За собой Говоров «ничего не замечал», но и ему часто намекали на Восток, будто бы отдаленно сквозящий в его лице. Но вот когда родилась дочь и Говоров увидел ее, он был ошеломлен: бабушка Люба из своей немыслимой дали проступила в маленьком, с кулачок, личике, — из-под черных, как рисованных, бровок, сквозь водянистую пленку еле приоткрытых щелочек глядели ее невероятно знакомые глаза… Дочку назвали Любой, Говоров был втайне горд, что она похожа на него, ревниво видел в ней наследственную ветвь. Он всегда страдал, когда Любочка не оправдывала его надежд, как бы изменяла ему…
Он остался один. За окном, к которому близко подступал серовато-голый, подрагивающий на слабом ветру ольховник, по-мушиному плясал в зимнем сумеречье снежок. За чащобой тонких деревьев угадывалась деревушка, и там непрерывным тонким лаем заливалась собака. Говоров пробовал заснуть, но состояние не то тревоги, не то вины все держало его после ухода дочери, и еще лаяла собака, ввинчиваясь в мозг. Читать не хотелось, да и никакая книга не помогла бы ему сейчас.
Как спасительный зайчик света, ему вспомнился буфет при входе в столовую — темного, почти черного дерева шкаф, заставленный бутылками в пестрых этикетках, кофейная стойка, за которой управлялась седовласая, спокойная, не буфетного вида, женщина. Возле буфета всегда толпились мужчины… Перед отъездом сюда он решил не брать в рот, только отдых, прогулки, трезвые раздумья по прошествии дней. Но сейчас его напугало сиротское пребывание в казенно обставленной комнате, потонувшей в ранних зимних сумерках, и он стал лихорадочно одеваться.

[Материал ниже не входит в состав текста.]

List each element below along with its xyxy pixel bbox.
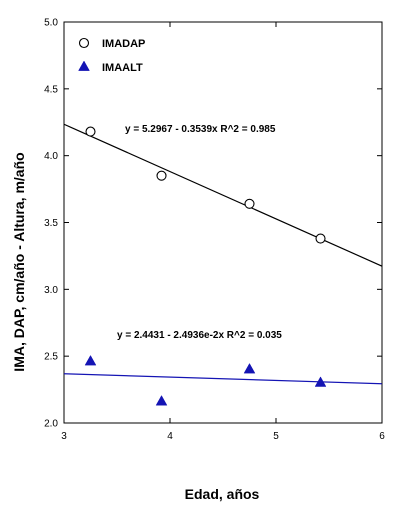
plot-area: 2.0 2.5 3.0 3.5 4.0 4.5 5.0 3 4 5 6 [44, 18, 385, 443]
x-axis-title: Edad, años [185, 486, 260, 502]
trendline-equations: y = 5.2967 - 0.3539x R^2 = 0.985 y = 2.44… [117, 124, 282, 341]
y-tick-label: 2.0 [44, 419, 58, 430]
legend: IMADAP IMAALT [78, 37, 145, 74]
trendlines [63, 123, 383, 385]
x-tick-label: 5 [273, 431, 279, 442]
data-point-imadap [244, 198, 255, 209]
equation-imaalt: y = 2.4431 - 2.4936e-2x R^2 = 0.035 [117, 330, 282, 341]
y-tick-label: 5.0 [44, 18, 58, 29]
data-point-imadap [315, 233, 326, 244]
y-axis-title: IMA, DAP, cm/año - Altura, m/año [11, 152, 27, 371]
legend-symbol-imaalt [78, 60, 90, 71]
y-tick-label: 4.5 [44, 84, 58, 95]
y-tick-label: 2.5 [44, 352, 58, 363]
y-tick-label: 3.5 [44, 218, 58, 229]
x-tick-label: 6 [379, 431, 385, 442]
x-tick-label: 4 [167, 431, 173, 442]
data-point-imaalt [314, 376, 327, 387]
data-point-imaalt [243, 363, 256, 374]
legend-label-imadap: IMADAP [102, 38, 145, 50]
data-point-imaalt [155, 395, 168, 406]
trendline-imaalt [63, 373, 383, 385]
y-tick-label: 4.0 [44, 151, 58, 162]
data-markers [84, 126, 327, 406]
data-point-imadap [156, 170, 167, 181]
data-point-imaalt [84, 355, 97, 366]
plot-frame [63, 21, 383, 424]
data-point-imadap [85, 126, 96, 137]
equation-imadap: y = 5.2967 - 0.3539x R^2 = 0.985 [125, 124, 276, 135]
legend-symbol-imadap [78, 37, 90, 49]
trendline-imadap [63, 123, 383, 267]
y-tick-label: 3.0 [44, 285, 58, 296]
legend-label-imaalt: IMAALT [102, 62, 143, 74]
x-tick-label: 3 [61, 431, 67, 442]
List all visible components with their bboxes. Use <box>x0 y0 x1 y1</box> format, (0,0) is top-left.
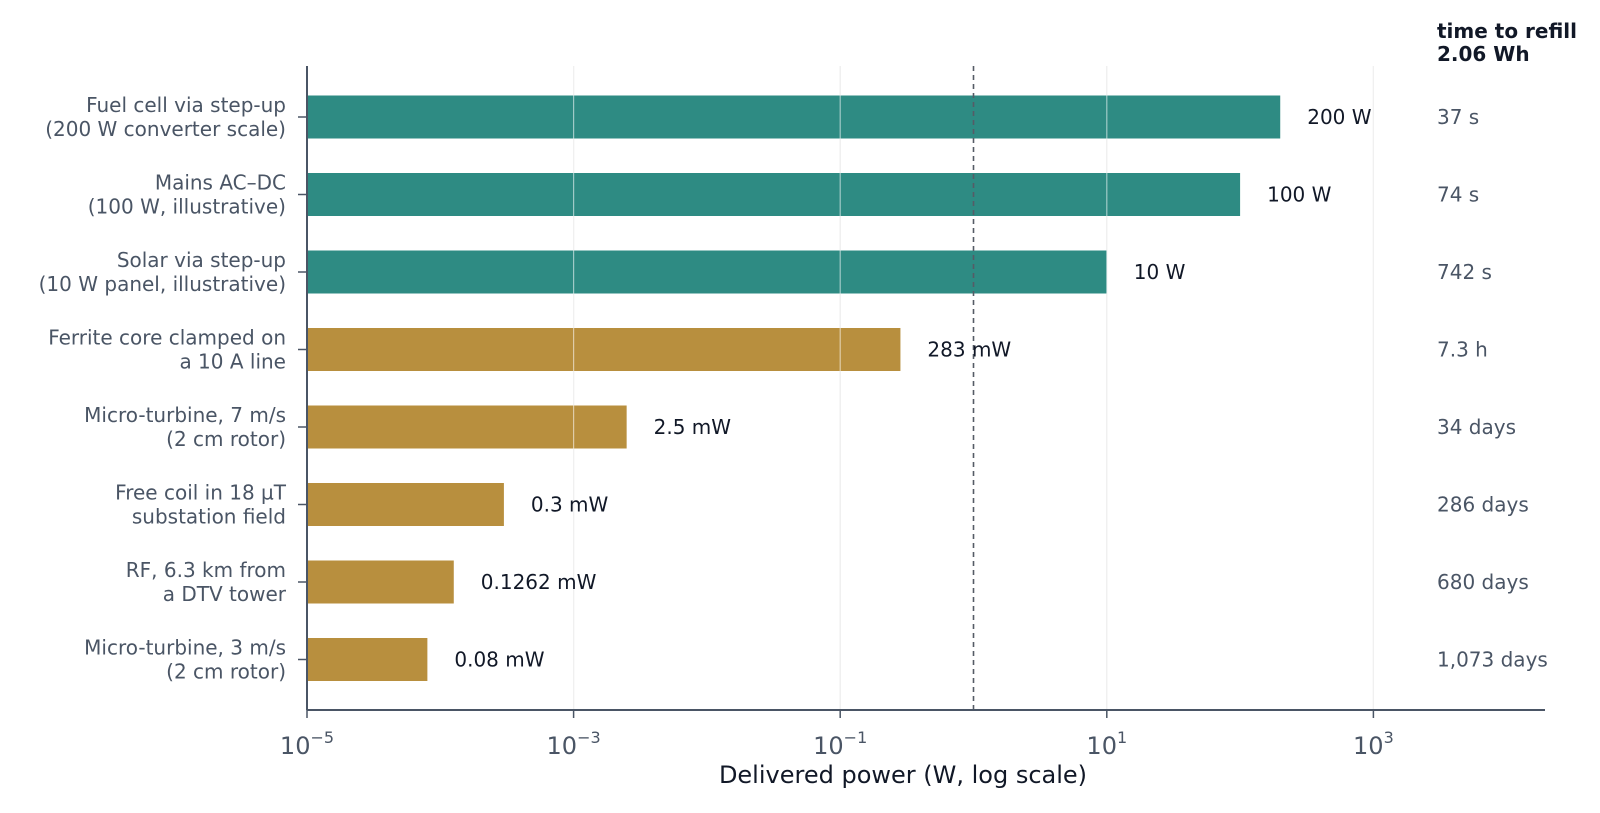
x-tick-label: 10−3 <box>547 728 601 760</box>
category-label: Free coil in 18 µT substation field <box>115 481 287 529</box>
bar-value-label: 100 W <box>1267 183 1332 207</box>
x-tick-label: 101 <box>1086 728 1127 760</box>
bar-value-label: 0.3 mW <box>531 493 609 517</box>
bar <box>307 483 504 526</box>
category-label: Micro-turbine, 7 m/s (2 cm rotor) <box>84 403 286 451</box>
bar-value-label: 0.1262 mW <box>481 570 597 594</box>
category-label: Micro-turbine, 3 m/s (2 cm rotor) <box>84 636 286 684</box>
refill-time-label: 1,073 days <box>1437 648 1548 672</box>
refill-time-label: 680 days <box>1437 570 1529 594</box>
time-column-header: time to refill 2.06 Wh <box>1437 19 1577 66</box>
category-label: RF, 6.3 km from a DTV tower <box>126 558 287 606</box>
bar <box>307 638 428 681</box>
bar-value-label: 200 W <box>1307 105 1372 129</box>
bar <box>307 95 1281 139</box>
bar-value-label: 10 W <box>1134 260 1186 284</box>
gridlines <box>572 66 1375 710</box>
category-label: Fuel cell via step-up (200 W converter sc… <box>45 93 286 141</box>
x-axis-title: Delivered power (W, log scale) <box>719 761 1087 789</box>
refill-time-label: 742 s <box>1437 260 1492 284</box>
bars <box>307 66 1375 710</box>
refill-time-label: 74 s <box>1437 183 1479 207</box>
bar-value-label: 0.08 mW <box>454 648 544 672</box>
refill-time-label: 7.3 h <box>1437 338 1488 362</box>
labels: 200 W 37 s Fuel cell via step-up (200 W con… <box>39 19 1577 760</box>
category-label: Mains AC–DC (100 W, illustrative) <box>88 171 286 219</box>
bar <box>307 250 1107 294</box>
x-tick-label: 103 <box>1353 728 1394 760</box>
refill-time-label: 34 days <box>1437 415 1516 439</box>
bar <box>307 173 1241 216</box>
category-label: Ferrite core clamped on a 10 A line <box>48 326 286 374</box>
bar-value-label: 283 mW <box>927 338 1011 362</box>
bar <box>307 560 454 604</box>
refill-time-label: 37 s <box>1437 105 1479 129</box>
axes <box>298 66 1545 718</box>
bar <box>307 405 627 449</box>
category-label: Solar via step-up (10 W panel, illustrati… <box>39 248 286 296</box>
refill-time-label: 286 days <box>1437 493 1529 517</box>
x-tick-label: 10−1 <box>813 728 867 760</box>
bar-value-label: 2.5 mW <box>654 415 732 439</box>
bar <box>307 328 901 371</box>
x-tick-label: 10−5 <box>280 728 334 760</box>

Буфет оказался закрытым, официантка, прибиравшая столы, взглянула на часики, сказала равнодушно:
— Ужина придется ждать.
— А где можно?.. — Говоров неловко осекся.
Но официантка поняла его, сказала с прежним безразличием:
— В село бегают… Как выйдете, сразу налево, по аллее. — Она усмехнулась: — Дорога сама укажет, тут близко…

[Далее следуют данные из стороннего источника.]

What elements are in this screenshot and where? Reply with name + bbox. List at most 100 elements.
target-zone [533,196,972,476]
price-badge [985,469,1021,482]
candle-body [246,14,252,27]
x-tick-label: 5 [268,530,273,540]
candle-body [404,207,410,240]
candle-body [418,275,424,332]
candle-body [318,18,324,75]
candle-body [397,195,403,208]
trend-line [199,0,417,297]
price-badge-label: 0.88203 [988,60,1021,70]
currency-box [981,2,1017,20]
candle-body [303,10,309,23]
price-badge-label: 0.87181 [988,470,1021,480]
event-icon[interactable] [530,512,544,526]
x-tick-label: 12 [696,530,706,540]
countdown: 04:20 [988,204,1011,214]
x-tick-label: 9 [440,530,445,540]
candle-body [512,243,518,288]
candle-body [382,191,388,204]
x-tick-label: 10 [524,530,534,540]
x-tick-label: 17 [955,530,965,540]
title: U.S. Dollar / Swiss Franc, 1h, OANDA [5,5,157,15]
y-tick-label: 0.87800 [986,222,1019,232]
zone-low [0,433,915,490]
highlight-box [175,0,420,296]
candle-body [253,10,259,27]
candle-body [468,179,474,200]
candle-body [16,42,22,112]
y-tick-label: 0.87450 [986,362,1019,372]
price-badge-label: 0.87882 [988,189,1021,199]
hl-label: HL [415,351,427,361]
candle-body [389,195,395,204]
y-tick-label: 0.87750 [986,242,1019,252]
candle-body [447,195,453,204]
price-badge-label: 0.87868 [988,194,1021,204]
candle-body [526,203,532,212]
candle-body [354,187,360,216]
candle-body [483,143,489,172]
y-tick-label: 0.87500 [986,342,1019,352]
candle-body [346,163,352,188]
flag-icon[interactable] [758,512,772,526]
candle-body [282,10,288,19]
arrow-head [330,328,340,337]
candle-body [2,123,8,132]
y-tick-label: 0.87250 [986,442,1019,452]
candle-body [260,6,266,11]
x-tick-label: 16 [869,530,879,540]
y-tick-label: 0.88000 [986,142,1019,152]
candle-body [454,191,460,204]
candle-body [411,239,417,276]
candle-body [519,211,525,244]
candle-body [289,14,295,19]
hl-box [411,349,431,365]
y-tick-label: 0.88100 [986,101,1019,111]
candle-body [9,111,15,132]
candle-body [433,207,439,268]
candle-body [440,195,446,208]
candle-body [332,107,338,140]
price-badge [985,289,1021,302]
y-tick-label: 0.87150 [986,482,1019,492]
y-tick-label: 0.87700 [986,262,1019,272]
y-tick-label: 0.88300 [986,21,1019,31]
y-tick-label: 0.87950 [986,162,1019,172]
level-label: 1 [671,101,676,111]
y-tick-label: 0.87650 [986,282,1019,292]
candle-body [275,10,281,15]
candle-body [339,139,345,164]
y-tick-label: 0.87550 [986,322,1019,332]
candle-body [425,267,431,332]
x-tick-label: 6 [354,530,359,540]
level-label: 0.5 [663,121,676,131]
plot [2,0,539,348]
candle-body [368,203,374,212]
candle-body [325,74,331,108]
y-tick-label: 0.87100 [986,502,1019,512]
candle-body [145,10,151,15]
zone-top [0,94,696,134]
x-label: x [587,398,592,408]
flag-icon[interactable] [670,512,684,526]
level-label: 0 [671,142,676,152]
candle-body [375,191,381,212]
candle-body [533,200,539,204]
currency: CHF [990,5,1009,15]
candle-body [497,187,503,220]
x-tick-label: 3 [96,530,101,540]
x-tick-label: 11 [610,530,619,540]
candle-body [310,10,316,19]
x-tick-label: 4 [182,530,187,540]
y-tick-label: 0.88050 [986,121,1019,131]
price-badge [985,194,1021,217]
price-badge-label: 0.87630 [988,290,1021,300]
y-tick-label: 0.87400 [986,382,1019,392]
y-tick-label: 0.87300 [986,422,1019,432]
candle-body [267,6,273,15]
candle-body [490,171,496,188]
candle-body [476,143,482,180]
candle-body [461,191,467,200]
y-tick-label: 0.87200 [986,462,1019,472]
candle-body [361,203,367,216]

Аллея, пролегшая по краю оврага, меж огромных сумрачных елей с затвердевшими подушками снега на лапнике, переходила в проселок, а угрюмоватый ельник — в чистую, рябящую стволами березовую рощу. Здесь было светлее, просторнее, но глуховатый серый день с еле различимой игрой снега все же приближался к исходу, средь стволов, над клочковато-белой неразберихой подроста висел тихий ватный сумрак. Говоров медленно шел по дороге, наледенелой после оттепели, березы уходили высоко, еле заметно мели серое небо. Было просторно, чисто, как в храме, мысль о магазине, казалось, отошла в сторону.